FlowTracer is an RL framework that uses attention-induced graphs to trace reasoning flows and assign token-level credit based on global information propagation structures.

Token-level credit assignment remains a key obstacle for reinforcement learning (RL) in large language models (LLMs), where RL recipes typically treat all tokens equally, failing to distinguish decisive reasoning steps from routine formatting or fluent filler. Recent attempts leverage model-internal signals to assign finer-grained credit, but these are often point-wise heuristics that ignore the global structure of information propagation. We propose FlowTracer, an RL framework that traces answer-targeted reasoning flow on an attention-induced directed acyclic graph in which nodes correspond to tokens and edge capacities come from aggregated attention weights and derives token credit from this global structure. The edge capacities are reweighted to retain only the influence that can reach the answer region, while enforcing local flow conservation so intermediate tokens neither lose nor gain effective mass due to path length or irrelevant branches.

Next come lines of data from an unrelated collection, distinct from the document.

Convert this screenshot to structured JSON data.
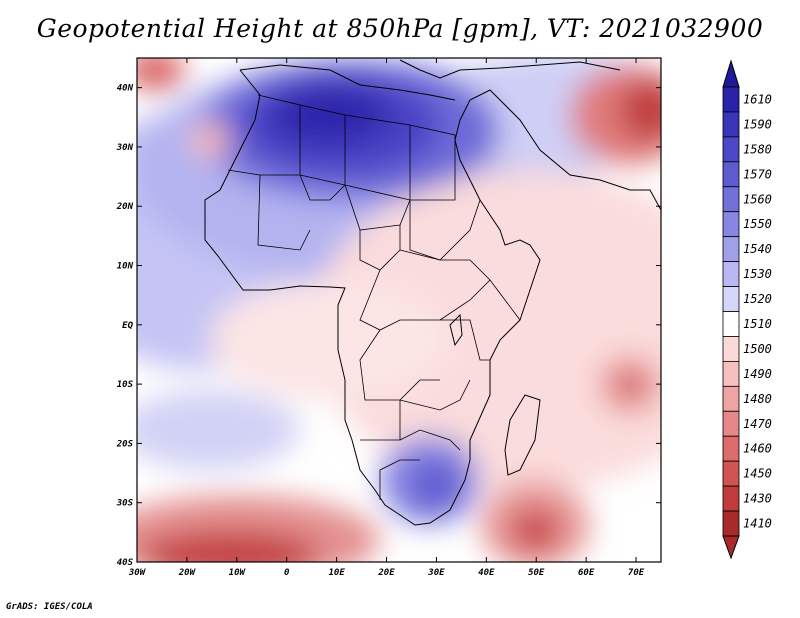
{
  "title": "Geopotential Height at 850hPa [gpm], VT: 2021032900",
  "footer": "GrADS: IGES/COLA",
  "map": {
    "lon_range": [
      -30,
      75
    ],
    "lat_range": [
      -40,
      45
    ],
    "lon_ticks": [
      {
        "value": -30,
        "label": "30W"
      },
      {
        "value": -20,
        "label": "20W"
      },
      {
        "value": -10,
        "label": "10W"
      },
      {
        "value": 0,
        "label": "0"
      },
      {
        "value": 10,
        "label": "10E"
      },
      {
        "value": 20,
        "label": "20E"
      },
      {
        "value": 30,
        "label": "30E"
      },
      {
        "value": 40,
        "label": "40E"
      },
      {
        "value": 50,
        "label": "50E"
      },
      {
        "value": 60,
        "label": "60E"
      },
      {
        "value": 70,
        "label": "70E"
      }
    ],
    "lat_ticks": [
      {
        "value": 40,
        "label": "40N"
      },
      {
        "value": 30,
        "label": "30N"
      },
      {
        "value": 20,
        "label": "20N"
      },
      {
        "value": 10,
        "label": "10N"
      },
      {
        "value": 0,
        "label": "EQ"
      },
      {
        "value": -10,
        "label": "10S"
      },
      {
        "value": -20,
        "label": "20S"
      },
      {
        "value": -30,
        "label": "30S"
      },
      {
        "value": -40,
        "label": "40S"
      }
    ]
  },
  "colorbar": {
    "levels": [
      {
        "label": "1610",
        "color": "#2a22a8"
      },
      {
        "label": "1590",
        "color": "#3b34b8"
      },
      {
        "label": "1580",
        "color": "#4c47c6"
      },
      {
        "label": "1570",
        "color": "#5e5bd0"
      },
      {
        "label": "1560",
        "color": "#7370da"
      },
      {
        "label": "1550",
        "color": "#8886e2"
      },
      {
        "label": "1540",
        "color": "#a09fea"
      },
      {
        "label": "1530",
        "color": "#b9b8f2"
      },
      {
        "label": "1520",
        "color": "#d6d6f8"
      },
      {
        "label": "1510",
        "color": "#ffffff"
      },
      {
        "label": "1500",
        "color": "#fbd9d9"
      },
      {
        "label": "1490",
        "color": "#f6c0c0"
      },
      {
        "label": "1480",
        "color": "#eea4a4"
      },
      {
        "label": "1470",
        "color": "#e68888"
      },
      {
        "label": "1460",
        "color": "#dc6c6c"
      },
      {
        "label": "1450",
        "color": "#d05454"
      },
      {
        "label": "1430",
        "color": "#c03c3c"
      },
      {
        "label": "1410",
        "color": "#a82a2a"
      }
    ],
    "top_arrow_color": "#1f1a96",
    "bottom_arrow_color": "#a82a2a"
  }
}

On this graph, FlowTracer extracts an information-flow backbone connecting the question to the answer and scores tokens by flow throughput, revealing high-impact hubs and aggregation checkpoints that mediate long-range dependencies. These derived importances are used to shape token-level rewards, enabling learning signals to focus precisely on the tokens that route information toward (or away from) correct answers and delivering consistent performance gains across a range of reasoning tasks.

Community

What if we stopped rewarding every token equally and instead followed the actual "reasoning bloodstream" inside an LLM? FlowTracer tackles one of RL’s messiest blind spots—token-level credit assignment—by turning attention patterns into a directed information-flow graph, tracing how evidence travels from the question to the final answer, and identifying the high-impact reasoning hubs that truly matter. Instead of spraying reward over fluent filler and decisive steps alike, it shapes RL signals around the tokens that route information toward correctness, offering a sharper way to train reasoning models by asking not just what they answered, but how the answer flowed into existence.